Sadly, the author's outlook is not as positive as mine.

 

http://www.nytimes.com/2014/03/16/magazine/silicon-valleys-youth-problem.html?ref=magazine&_r=0
moarsauce123
moarsauce123,
User Rank: Ninja
3/12/2014 | 7:51:44 AM
Command line
The command line is as important as it ever was, just look at new tools like PowerShell. You cannot administer systems using a free app on your smartphone. Sadly, a lot of things are still incredibly complicated and bare bones. Just look at any code that needs to tell a system in tiny steps what to do. The only way to overcome this is through frameworks that make life a bit easier.
Bob Covello
Bob Covello,
User Rank: Apprentice
3/11/2014 | 3:40:32 PM
Re: Back when...
Back in my Early years, I drove a truck for Airborne Express, so you are correct!
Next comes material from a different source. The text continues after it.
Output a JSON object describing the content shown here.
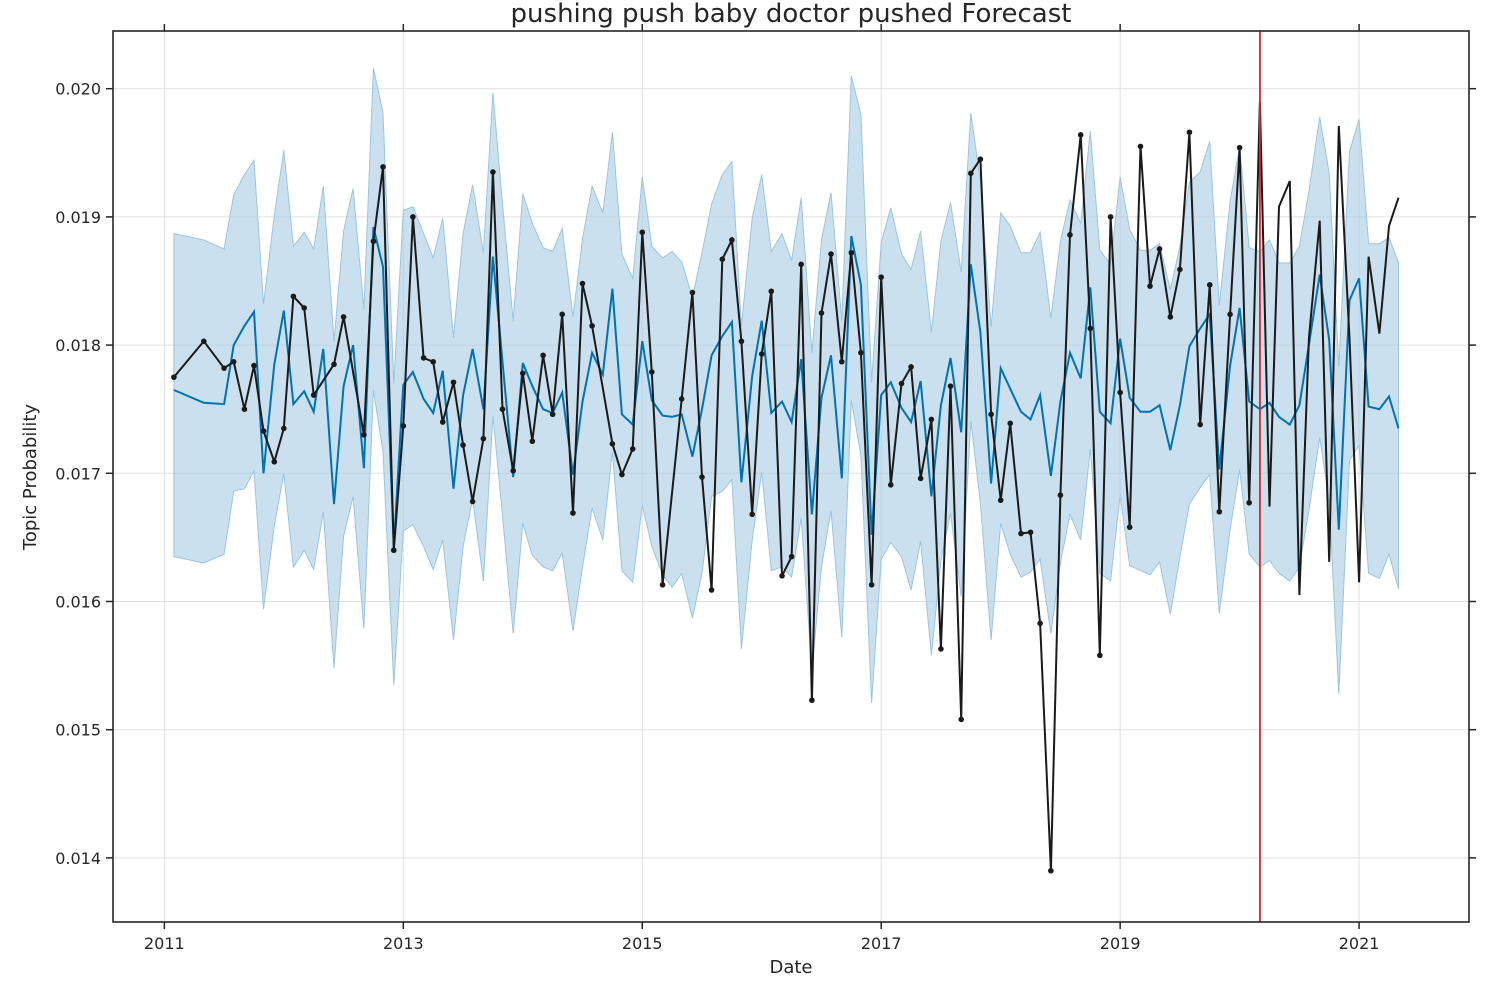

We got that data to its destination before 10:30 AM Next Business Day.
Somedude8
Somedude8,
User Rank: Apprentice
3/11/2014 | 3:26:45 PM
Back when...
Back in my day, we had to carve nested tables in to stone tablets and FedEx them to the server.

Nothing tops the bitrate of a FedEx truck packed full of drives!
Lorna Garey
Lorna Garey,
User Rank: Ninja
3/11/2014 | 2:54:45 PM
Sure we repeat
I'm not so certain that we don't repeat history - just in a different jacket. How different is a private cloud from a mainframe in theory (slicing a large volume of capacity into discrete services). Or DevOps. It seems like there was a time when developers weren't silo'd like they are now.